Trump’s doom and gloom is out of step with the times. Folks are ready to move on from the chronic pessimism associated with the moniker.
By Jim Russell
Pamphlets on the chairs of the state delegates on the floor of the Republican National Convention the morning of the first day at the Quicken Loans Arena on July 18, 2016, in Cleveland, Ohio. (Photo: Jeff Swensen/Getty Images)
Cleveland, Ohio, is the capital of Rust Belt shame. Pittsburgh, Pennsylvania, in the 1980s epitomized the birth of the moniker. In the midst of the 1984 presidential campaign, Walter Mondale blamed Ronald Reagan for “the vast Rust Bowl with tragic unemployment and broken dreams all through the great industrial Midwest.” At the time, Pittsburgh was the biggest slag heap of broken dreams. But Cleveland, among large cities, remained under that dark cloud the longest.

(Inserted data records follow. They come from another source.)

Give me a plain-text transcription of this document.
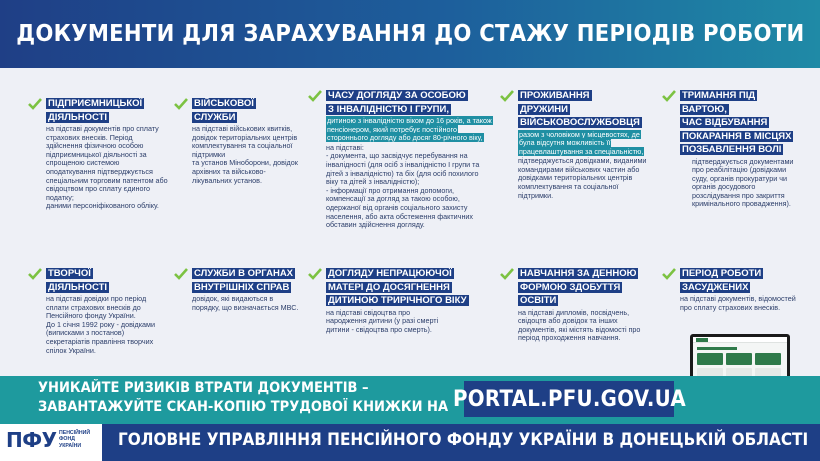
ДОКУМЕНТИ ДЛЯ ЗАРАХУВАННЯ ДО СТАЖУ ПЕРІОДІВ РОБОТИ
ПІДПРИЄМНИЦЬКОЇ
ДІЯЛЬНОСТІ
на підставі документів про сплату страхових внесків. Період здійснення фізичною особою підприємницької діяльності за спрощеною системою оподаткування підтверджується спеціальним торговим патентом або свідоцтвом про сплату єдиного податку;
даними персоніфікованого обліку.
ВІЙСЬКОВОЇ
СЛУЖБИ
на підставі військових квитків, довідок територіальних центрів комплектування та соціальної підтримки
та установ Міноборони, довідок архівних та військово-лікувальних установ.
ЧАСУ ДОГЛЯДУ ЗА ОСОБОЮ
З ІНВАЛІДНІСТЮ І ГРУПИ,
дитиною з інвалідністю віком до 16 років, а також пенсіонером, який потребує постійного стороннього догляду або досяг 80-річного віку,
на підставі:
- документа, що засвідчує перебування на інвалідності (для осіб з інвалідністю І групи та дітей з інвалідністю) та біх (для осіб похилого віку та дітей з інвалідністю);
- інформації про отримання допомоги, компенсації за догляд за такою особою, одержаної від органів соціального захисту населення, або акта обстеження фактичних обставин здійснення догляду.
ПРОЖИВАННЯ
ДРУЖИНИ
ВІЙСЬКОВОСЛУЖБОВЦЯ
разом з чоловіком у місцевостях, де була відсутня можливість її працевлаштування за спеціальністю,
підтверджується довідками, виданими командирами військових частин або довідками територіальних центрів комплектування та соціальної підтримки.
ТРИМАННЯ ПІД ВАРТОЮ,
ЧАС ВІДБУВАННЯ
ПОКАРАННЯ В МІСЦЯХ
ПОЗБАВЛЕННЯ ВОЛІ
підтверджується документами про реабілітацію (довідками суду, органів прокуратури чи органів досудового розслідування про закриття кримінального провадження).
ТВОРЧОЇ
ДІЯЛЬНОСТІ
на підставі довідки про період сплати страхових внесків до Пенсійного фонду України.
До 1 січня 1992 року - довідками (виписками з постанов) секретаріатів правління творчих спілок України.
СЛУЖБИ В ОРГАНАХ
ВНУТРІШНІХ СПРАВ
довідок, які видаються в порядку, що визначається МВС.
ДОГЛЯДУ НЕПРАЦЮЮЧОЇ
МАТЕРІ ДО ДОСЯГНЕННЯ
ДИТИНОЮ ТРИРІЧНОГО ВІКУ
на підставі свідоцтва про народження дитини (у разі смерті дитини - свідоцтва про смерть).
НАВЧАННЯ ЗА ДЕННОЮ
ФОРМОЮ ЗДОБУТТЯ ОСВІТИ
на підставі дипломів, посвідчень, свідоцтв або довідок та інших документів, які містять відомості про період проходження навчання.
ПЕРІОД РОБОТИ
ЗАСУДЖЕНИХ
на підставі документів, відомостей про сплату страхових внесків.
УНИКАЙТЕ РИЗИКІВ ВТРАТИ ДОКУМЕНТІВ –
ЗАВАНТАЖУЙТЕ СКАН-КОПІЮ ТРУДОВОЇ КНИЖКИ НА PORTAL.PFU.GOV.UA
ПФУ ПЕНСІЙНИЙ
ФОНД
УКРАЇНИ	ГОЛОВНЕ УПРАВЛІННЯ ПЕНСІЙНОГО ФОНДУ УКРАЇНИ В ДОНЕЦЬКІЙ ОБЛАСТІ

This summer, LeBron James and the Cleveland Cavaliers broke that spell. The championship drought was over. Instead of lamenting the past, the region looked forward. It hosted, successfully, the Republican National Convention. The world and residents of Northeast Ohio discovered a new Cleveland, a post-Rust Belt reality:
If John Brabender (“Trump’s Best Path to Victory,” op-ed, July 19) thinks he has a better idea for his nominee to win “the Rust Belt,” he might start by labeling my vibrant, innovative and progressive part of our country with a different description. That just may be why Republican strategists based in Washington keep losing elections.
Senator Sherrod Brown (D., Ohio)
Cleveland
U.S. Senator Brown sparked a strong backlash against the term “Rust Belt.” Re-branding campaigns have come and gone. I’ve been a party to a tongue-in-cheek movement to turn the pejorative on its head, coining “Rust Belt chic.” But if a presidential campaign giveth, it can taketh away.
Donald Trump, the GOP nominee, invokes the same 1984 economic nightmare Mondale did. In most places, such as Pittsburgh, the rhetoric seemed divorced from reality. In a surreal turn at a campaign rally in the wealthiest county in America, Trump told his audience: “You’re doing lousy over here, by the way, I hate to tell you.”
Much of Ohio, including Cleveland, would have nodded in agreement with Trump’s Rust Belt depiction. Brown himself champions the struggling working class and its blue-collar values. “Vibrant” comes out of one side of Brown’s mouth while the other criticizes China for undermining the prosperity of his constituency. His anti-Trump rhetoric doesn’t match his preferred policies.
For the many parts of Cleveland that remain Rust Belt, the overall psychology has changed. The glass is half full instead of broken. Folks are ready to move on from the chronic pessimism. The days of “Rust Belt” are numbered.
Trump’s anachronistic doom and gloom, however, is out of step with what the term has come to mean. In the Rust Belt, manufacturing used to dominate employment. That’s still the case, ever more true with each passing month. The implosion of Mondale’s Rust Bowl sparked an exodus of people that still haunts Pittsburgh’s demographics today:
No longer is our region’s biggest challenge creating enough jobs to put everybody back to work, the challenge for the next generation is preparing enough people to fill the jobs that are available today and that will be opening up in the years to come.
Maybe that’s what bugs me the most about the term, “Rust Belt.” It was a synonym for despair. I moved here at a time when that term rang true, when a region with a broken economy seemed to have few options. But the 1980s never broke our spirit. People came together, picked up the pieces, and created a diverse, 21st [century] economy with plenty of potential.
Yes, Rust Belt was a synonym for despair. Now the pejorative is a synonym for an indomitable spirit and a diverse, 21st-century economy. While the population continues to shrink, the labor force is at an all-time high with retirement looming for many. That’s the legacy of the 1980s, for Pittsburgh as well as Cleveland. The latter needed James and Trump in order to see it.